To try to please all customers, Adobe made significant staff changes last month and combined the teams of Marketo and Magento into one organization. Magento is the e-commerce platform Adobe acquired in 2018 for $1.68 billion. Adobe CEO Shantanu Narayen announced the reorganization on Sept. 20 -- the same day former Marketo CEO Steve Lucas left the company.
Narayen said the joint Marketo-Magento operation was part of a plan to push deeper into the midmarket, calling it a tremendous growth opportunity. The cloud platforms themselves would remain separate products, and Narayan continues to oversee the day-to-day operations of the Experience Cloud, an Adobe spokesperson said.
Many large enterprises use the Experience Cloud, including SunTrust Bank and Best Buy. Both were featured in keynotes at the Adobe Summit user conference last March. But for Adobe to head downstream, it needs to take advantage of the good reputations Marketo and Magento have built in the midmarket, Gartner analyst Chris Ross said.
"Marketo and Magento have a strong center of gravity there," Ross said. "That will be interesting to watch."
Adobe pitches martech stack simplicity
Midmarket and large companies face the same problem of integrating disparate cloud tools into marketing workflows. Adobe has made progress in solving that problem in Marketo, said Jaime Punishill, CMO of longtime Marketo customer Lionbridge.
The language translation software vendor is based in Waltham, Mass. and was a Marketo customer before Adobe bought the marketing automation platform. It used Marketo in combination with Salesforce to manage marketing leads and campaigns. After Adobe bought Marketo, Lionbridge started integrating some elements of Adobe Experience Cloud into its marketing workflow.
While Lionbridge plans to keep its sales organization grounded in Salesforce, it wants to streamline marketing efforts in one Adobe stack, rather than continue to support numerous standalone tools for targeting leads, running analytics and executing campaigns.
"In a world where marketing automation has gotten out of control, all of us want to bring it back together," Punishill said.
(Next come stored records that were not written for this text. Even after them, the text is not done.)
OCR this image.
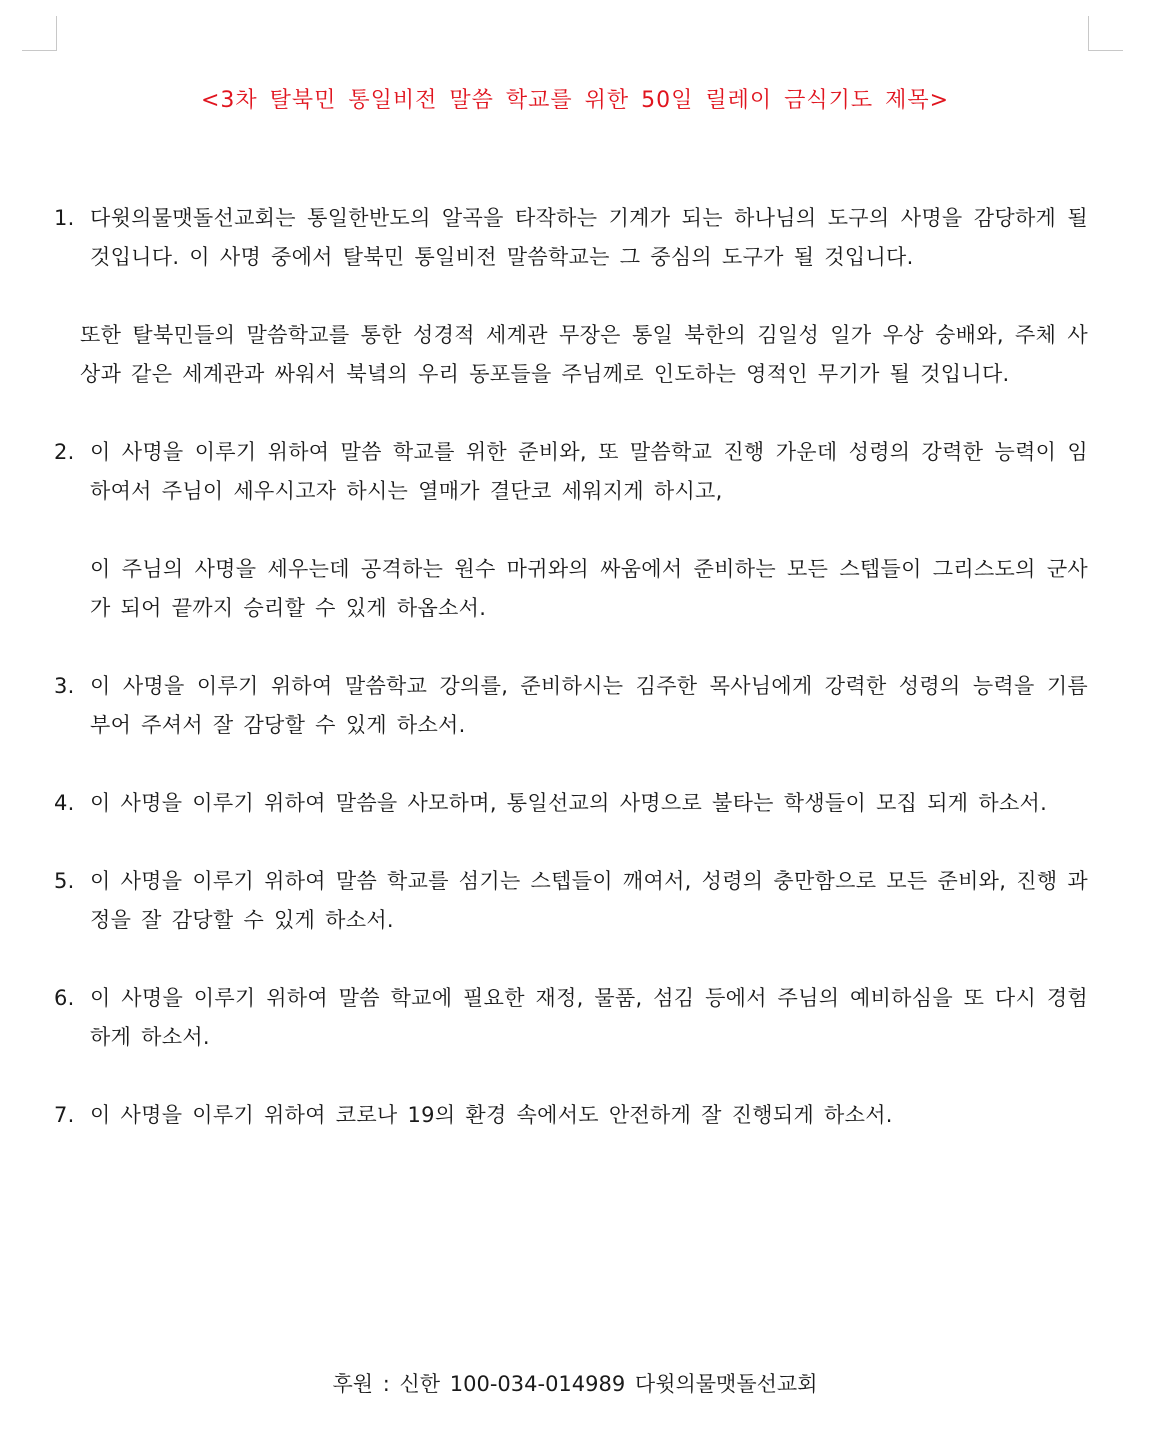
<3차 탈북민 통일비전 말씀 학교를 위한 50일 릴레이 금식기도 제목>
1. 다윗의물맷돌선교회는 통일한반도의 알곡을 타작하는 기계가 되는 하나님의 도구의 사명을 감당하게 될 것입니다. 이 사명 중에서 탈북민 통일비전 말씀학교는 그 중심의 도구가 될 것입니다.

또한 탈북민들의 말씀학교를 통한 성경적 세계관 무장은 통일 북한의 김일성 일가 우상 숭배와, 주체 사상과 같은 세계관과 싸워서 북녘의 우리 동포들을 주님께로 인도하는 영적인 무기가 될 것입니다.

2. 이 사명을 이루기 위하여 말씀 학교를 위한 준비와, 또 말씀학교 진행 가운데 성령의 강력한 능력이 임하여서 주님이 세우시고자 하시는 열매가 결단코 세워지게 하시고,

이 주님의 사명을 세우는데 공격하는 원수 마귀와의 싸움에서 준비하는 모든 스텝들이 그리스도의 군사가 되어 끝까지 승리할 수 있게 하옵소서.

3. 이 사명을 이루기 위하여 말씀학교 강의를, 준비하시는 김주한 목사님에게 강력한 성령의 능력을 기름 부어 주셔서 잘 감당할 수 있게 하소서.

4. 이 사명을 이루기 위하여 말씀을 사모하며, 통일선교의 사명으로 불타는 학생들이 모집 되게 하소서.

5. 이 사명을 이루기 위하여 말씀 학교를 섬기는 스텝들이 깨여서, 성령의 충만함으로 모든 준비와, 진행 과정을 잘 감당할 수 있게 하소서.

6. 이 사명을 이루기 위하여 말씀 학교에 필요한 재정, 물품, 섬김 등에서 주님의 예비하심을 또 다시 경험하게 하소서.

7. 이 사명을 이루기 위하여 코로나 19의 환경 속에서도 안전하게 잘 진행되게 하소서.

후원 : 신한 100-034-014989 다윗의물맷돌선교회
He added that many CMOs, in conjunction with their peers in sales, will consolidate sales and marketing technology stacks around two major vendors, such as a combination of Adobe, Salesforce, or Oracle. Vendor consolidation frees the execs from data and application integrations that delay work on critical sales and marketing initiatives.
Marketo roadmap includes AI
Adobe plans to integrate more AI features into Marketo in 2020, said Brian Glover, director of product marketing. As a standalone product, Marketo will use Adobe Sensei AI for lead targeting and personalization.
Adobe, a longtime Microsoft partner, plans to integrate Marketo more deeply into Microsoft Dynamics 365 CRM. In the future, it also will do more with LinkedIn datasets, Glover said.
Lionbridge's Punishill said he would like to see more apps and prefab integrations to connect Marketo to the more than 7,000 third-party marketing automation tools available today. A single, integrated martech stack may be a goal for many companies, midsize or larger. The reality, however, is that most companies still are using a complicated marketing automation toolbox featuring multiple vendors, especially for social media marketing and analytics.
"I need a core infrastructure that's got the ability to connect to a bunch of specialized stuff that I need, and I don't want to do any work to do that," Punishill said. "Clean APIs, SDKs, app stores, whatever they want to call them."